Embark/Embrace - CODAworx


Submitted by Janet Austin

Client: Lakedale Resort

Location: Friday Harbor, United States

Completion date: 2018

Artwork budget: $40,000

Project Team


Janet Austin

Janet Austin Art


Shelley Bogaert


Anthony Heinz May


“Embark/Embrace” begins as a red cedar log felled on its side at the edge of a lake. As it extends out from the water, it explodes into large splintering shards of wood that eventually form into a split rail fence, meandering and arbitrarily dividing land, and water. Temporary transformation of red cedar log into a fence will ultimately make its return to nature over time. Red Cedar is a beneficial habitat for many native creatures, represented by bronze sculptures of salamanders, toads, voles, snails, snakes, turtles and beetles.
Dimensions: 180’x20’x8’
Materials: Western Red Cedar, Yellow Cedar, Bronze


Located in a resort where families enjoy outdoor activities, integrating the sculpture into the landscape and allowing exploration and access was a prime consideration. Enhancing the beauty of the landscape, durability for climbing, educating guests on the environment and encouraging interactive components were the main goals, inherent to the design.

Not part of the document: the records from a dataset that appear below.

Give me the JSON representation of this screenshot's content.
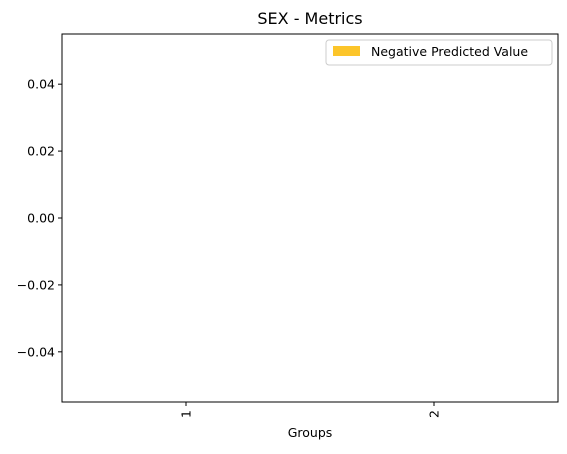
{
  "chart_data": {
    "type": "bar",
    "title": "SEX - Metrics",
    "xlabel": "Groups",
    "ylabel": "",
    "categories": [
      "1",
      "2"
    ],
    "series": [
      {
        "name": "Negative Predicted Value",
        "values": [
          0,
          0
        ],
        "color": "#fcc52a"
      }
    ],
    "ylim": [
      -0.055,
      0.055
    ],
    "yticks": [
      {
        "value": 0.04,
        "label": "0.04"
      },
      {
        "value": 0.02,
        "label": "0.02"
      },
      {
        "value": 0.0,
        "label": "0.00"
      },
      {
        "value": -0.02,
        "label": "−0.02"
      },
      {
        "value": -0.04,
        "label": "−0.04"
      }
    ],
    "xtick_rotation": "vertical",
    "grid": false,
    "legend": {
      "position": "top-right",
      "entries": [
        {
          "label": "Negative Predicted Value",
          "color": "#fcc52a"
        }
      ]
    }
  }
}
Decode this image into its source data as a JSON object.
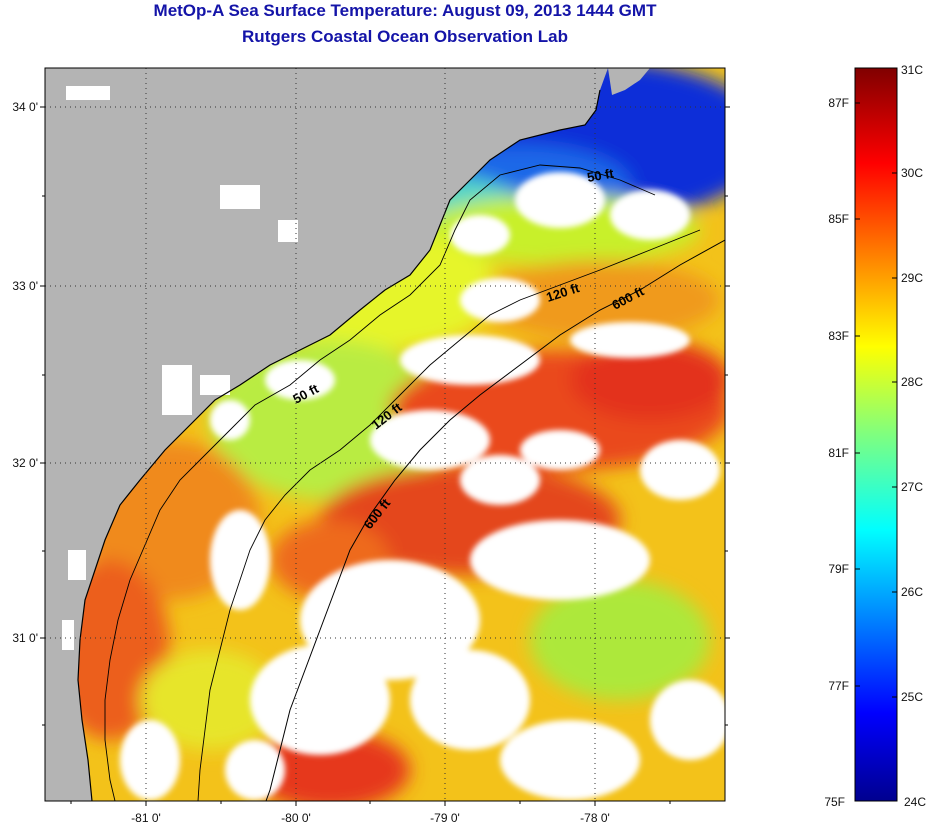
{
  "header": {
    "title": "MetOp-A Sea Surface Temperature:  August 09, 2013 1444 GMT",
    "subtitle": "Rutgers Coastal Ocean Observation Lab"
  },
  "map": {
    "longitude_ticks": [
      "-81 0'",
      "-80 0'",
      "-79 0'",
      "-78 0'"
    ],
    "latitude_ticks": [
      "34 0'",
      "33 0'",
      "32 0'",
      "31 0'"
    ],
    "isobath_labels": [
      "50 ft",
      "120 ft",
      "600 ft",
      "50 ft",
      "120 ft",
      "600 ft"
    ],
    "colors": {
      "land": "#b4b4b4",
      "cloud": "#ffffff",
      "coast": "#000000"
    }
  },
  "colorbar": {
    "fahrenheit_labels": [
      "87F",
      "85F",
      "83F",
      "81F",
      "79F",
      "77F",
      "75F"
    ],
    "celsius_labels": [
      "31C",
      "30C",
      "29C",
      "28C",
      "27C",
      "26C",
      "25C",
      "24C"
    ],
    "range_celsius": [
      24,
      31
    ]
  }
}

The beautification of the landscape was achieved by accentuating the space along the bank, breaking it with the meandering tree to fence. The use of red cedar, found throughout the resort in fences, connected the work to the resort’s aesthetic.

The education will continue as guests engage in a treasure hunt for the small bronze creatures, native fauna, which find shelter in the crevices of the installation.

The interactive element will continue as guests create and place mushroom-shaped cookies, fitted to be placed along the base of the sculpture as it becomes a fence.


The collaboration process began with a discussion among the three artists: Janet Austin, Shelley Bogaert and Anthony Heinz May to define the goals of the project. A site visit helped to determine the location of the sculpture and the material- red cedar, used extensively by Pacific Northwest Native Americans as a primary material for buildings, art, clothing, rope, canoes, vessels, etc. The artists wanted a material that was locally sourced, and had the potential over time to decompose and return to the earth. The material was procured through a collaboration with a neighbor, a long time wood worker with a saw mill and a seemingly unending supply of trees and split railing.

The staff at Lakedale Resort supported the project in many ways, providing food and lodging, excavating space for the tree trunk, loaning tools and consulting on safety and accessibility.

Additional Information

The division and acquisition of land depends on a concept that states a parcel or plot of nature exists for purpose of claim. Inasmuch, nature is an impossible sale-point and portrays overarching enslavement of land. Nature is essentially chaos, depending on values beyond the scope of economy and capitalization while surpassing spurts of materiality and human destruction that tries to hold it hostage. Nature is only contained by nature, not by human regulation, as man would prefer. Boundaries are arbitrary as they ultimately signify division of being and existence rather than pronouncing universality by nature.